Acidente Fatal da Air India: Relatório Inicial apura desligamento dos motores segundos antes da queda

Acidente Fatal da Air India: Relatório Inicial apura desligamento dos motores segundos antes da queda

Desligamento dos motores segundos após decolagem: o que revelou o relatório

Uma tragédia envolvendo o voo AI171 da Air India chamou atenção global não só pelas vidas perdidas, mas também pelas reviravoltas na investigação. Segundo relatório da Agência de Investigação de Acidentes Aéreos da Índia (AAIB), os dois switches responsáveis pelo fluxo de combustível dos motores foram posicionados em "cut-off" — ou seja, cortando o suprimento de combustível — poucos segundos após a decolagem em Ahmedabad, com destino a Londres.
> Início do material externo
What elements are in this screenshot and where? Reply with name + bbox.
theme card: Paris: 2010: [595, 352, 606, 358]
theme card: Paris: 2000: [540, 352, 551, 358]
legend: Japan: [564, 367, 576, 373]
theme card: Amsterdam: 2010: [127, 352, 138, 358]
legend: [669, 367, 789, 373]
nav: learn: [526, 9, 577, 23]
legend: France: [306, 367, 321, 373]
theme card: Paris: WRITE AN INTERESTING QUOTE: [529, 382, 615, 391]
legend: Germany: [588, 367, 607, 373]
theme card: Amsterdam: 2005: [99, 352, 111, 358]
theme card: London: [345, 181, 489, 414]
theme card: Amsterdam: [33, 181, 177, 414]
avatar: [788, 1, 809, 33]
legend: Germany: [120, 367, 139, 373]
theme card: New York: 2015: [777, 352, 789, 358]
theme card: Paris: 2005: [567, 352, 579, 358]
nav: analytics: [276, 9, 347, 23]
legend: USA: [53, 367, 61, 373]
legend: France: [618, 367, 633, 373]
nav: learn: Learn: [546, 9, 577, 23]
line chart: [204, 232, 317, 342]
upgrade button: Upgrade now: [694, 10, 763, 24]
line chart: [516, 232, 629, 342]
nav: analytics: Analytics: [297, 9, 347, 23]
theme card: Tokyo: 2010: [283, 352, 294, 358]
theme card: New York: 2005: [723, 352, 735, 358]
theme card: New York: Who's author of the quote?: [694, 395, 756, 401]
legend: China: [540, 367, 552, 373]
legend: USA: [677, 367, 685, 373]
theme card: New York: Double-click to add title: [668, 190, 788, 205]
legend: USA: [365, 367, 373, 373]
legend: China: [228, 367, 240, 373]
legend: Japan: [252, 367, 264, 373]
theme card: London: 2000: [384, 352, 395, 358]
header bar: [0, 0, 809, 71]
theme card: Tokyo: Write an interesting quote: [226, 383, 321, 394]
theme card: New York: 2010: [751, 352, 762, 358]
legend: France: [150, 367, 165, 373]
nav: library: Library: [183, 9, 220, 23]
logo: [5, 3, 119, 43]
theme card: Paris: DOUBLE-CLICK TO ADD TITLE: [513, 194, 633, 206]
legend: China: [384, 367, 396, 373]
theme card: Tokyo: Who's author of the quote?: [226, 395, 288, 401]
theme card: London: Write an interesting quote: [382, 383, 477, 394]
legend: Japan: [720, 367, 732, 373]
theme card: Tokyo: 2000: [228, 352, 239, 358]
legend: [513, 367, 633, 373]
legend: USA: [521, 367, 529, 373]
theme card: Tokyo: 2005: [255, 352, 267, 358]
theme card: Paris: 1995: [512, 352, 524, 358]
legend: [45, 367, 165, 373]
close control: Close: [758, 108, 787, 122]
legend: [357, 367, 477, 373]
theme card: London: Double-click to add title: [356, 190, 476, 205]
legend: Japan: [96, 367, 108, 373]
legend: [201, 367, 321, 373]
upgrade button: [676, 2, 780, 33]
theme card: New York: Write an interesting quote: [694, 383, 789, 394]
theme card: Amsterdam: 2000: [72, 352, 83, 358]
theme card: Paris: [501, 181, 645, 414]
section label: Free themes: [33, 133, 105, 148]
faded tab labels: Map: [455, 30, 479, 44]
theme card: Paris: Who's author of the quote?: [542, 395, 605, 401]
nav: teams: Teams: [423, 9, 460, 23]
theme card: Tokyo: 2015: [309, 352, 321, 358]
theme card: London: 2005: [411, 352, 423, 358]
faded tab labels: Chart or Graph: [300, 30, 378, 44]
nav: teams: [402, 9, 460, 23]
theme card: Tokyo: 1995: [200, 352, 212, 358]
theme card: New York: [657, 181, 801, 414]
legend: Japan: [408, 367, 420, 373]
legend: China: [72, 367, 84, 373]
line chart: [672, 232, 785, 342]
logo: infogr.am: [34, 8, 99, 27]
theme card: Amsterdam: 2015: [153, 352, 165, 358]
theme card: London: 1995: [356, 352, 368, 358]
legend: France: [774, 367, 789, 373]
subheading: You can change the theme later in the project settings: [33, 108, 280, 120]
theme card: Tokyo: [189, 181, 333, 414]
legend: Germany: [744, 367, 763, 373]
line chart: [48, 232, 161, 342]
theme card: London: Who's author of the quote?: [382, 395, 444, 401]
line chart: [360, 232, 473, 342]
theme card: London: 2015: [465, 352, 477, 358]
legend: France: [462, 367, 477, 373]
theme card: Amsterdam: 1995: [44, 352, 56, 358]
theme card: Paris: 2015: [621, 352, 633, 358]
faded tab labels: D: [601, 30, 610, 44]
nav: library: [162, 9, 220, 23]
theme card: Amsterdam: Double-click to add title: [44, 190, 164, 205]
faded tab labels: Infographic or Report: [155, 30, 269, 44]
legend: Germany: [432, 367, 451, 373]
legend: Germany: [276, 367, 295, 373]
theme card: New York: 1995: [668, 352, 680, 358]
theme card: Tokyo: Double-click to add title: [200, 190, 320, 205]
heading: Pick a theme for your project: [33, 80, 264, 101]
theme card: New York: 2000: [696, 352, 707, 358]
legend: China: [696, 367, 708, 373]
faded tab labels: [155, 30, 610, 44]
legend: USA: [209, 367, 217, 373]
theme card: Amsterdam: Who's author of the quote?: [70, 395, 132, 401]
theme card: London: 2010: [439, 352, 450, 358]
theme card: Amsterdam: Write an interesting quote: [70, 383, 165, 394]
O Boeing 787-8 Dreamliner caiu apenas 33 segundos após deixar a pista, atingindo um alojamento médico e resultando na morte de 241 pessoas a bordo e mais 19 em solo. As gravações de áudio da cabine mostram que, logo após a perda de potência, um dos pilotos questionou o outro sobre o motivo do corte de combustível. O colega negou ter sido o responsável. Detalhe curioso: após o acidente, ambos os switches foram encontrados na posição "run", sugerindo tentativas desesperadas de religar os motores no momento derradeiro.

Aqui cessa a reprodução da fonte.